Portions of various embodiments of the present invention may be provided as a computer program product, which may include a computer-readable medium having stored thereon computer program instructions, which may be used to program a computer (or other electronic devices) to perform a process according to the embodiments of the present invention. The machine-readable medium may include, but is not limited to, floppy diskettes, optical disks, compact disk read-only memory (CD-ROM), and magneto-optical disks, read-only memory (ROM), random access memory (RAM), erasable programmable read-only memory (EPROM), EEPROM, magnet or optical cards, flash memory, or other type of media/machine-readable medium suitable for storing electronic instructions.

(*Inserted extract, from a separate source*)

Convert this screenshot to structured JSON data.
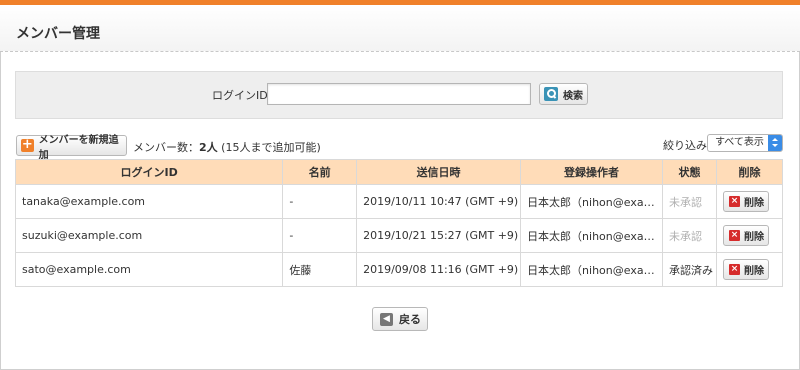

Moreover, the present invention may also be downloaded as a computer program product, wherein the program may be transferred from a remote computer to a requesting computer.
Many of the methods are described in their most basic form, but processes can be added to or deleted from any of the methods and information can be added or subtracted from any of the described messages without departing from the basic scope of the present invention. It will be apparent to those skilled in the art that many further modifications and adaptations can be made. The particular embodiments are not provided to limit the invention but to illustrate it. The scope of the embodiments of the present invention is not to be determined by the specific examples provided above but only by the claims below.
If it is said that an element “A” is coupled to or with element “B,” element A may be directly coupled to element B or be indirectly coupled through, for example, element C. When the specification or claims state that a component, feature, structure, process, or characteristic A “causes” a component, feature, structure, process, or characteristic B, it means that “A” is at least a partial cause of “B” but that there may also be at least one other component, feature, structure, process, or characteristic that assists in causing “B.” If the specification indicates that a component, feature, structure, process, or characteristic “may”, “might”, or “could” be included, that particular component, feature, structure, process, or characteristic is not required to be included. If the specification or claim refers to “a” or “an” element, this does not mean there is only one of the described elements.
An embodiment is an implementation or example of the present invention. Reference in the specification to “an embodiment,” “one embodiment,” “some embodiments,” or “other embodiments” means that a particular feature, structure, or characteristic described in connection with the embodiments is included in at least some embodiments, but not necessarily all embodiments. The various appearances of “an embodiment,” “one embodiment,” or “some embodiments” are not necessarily all referring to the same embodiments. It should be appreciated that in the foregoing description of exemplary embodiments of the present invention, various features are sometimes grouped together in a single embodiment, figure, or description thereof for the purpose of streamlining the disclosure and aiding in the understanding of one or more of the various inventive aspects. This method of disclosure, however, is not to be interpreted as reflecting an intention that the claimed invention requires more features than are expressly recited in each claim. Rather, as the following claims reflect, inventive aspects lie in less than all features of a single foregoing disclosed embodiment. Thus, the claims are hereby expressly incorporated into this description, with each claim standing on its own as a separate embodiment of this invention.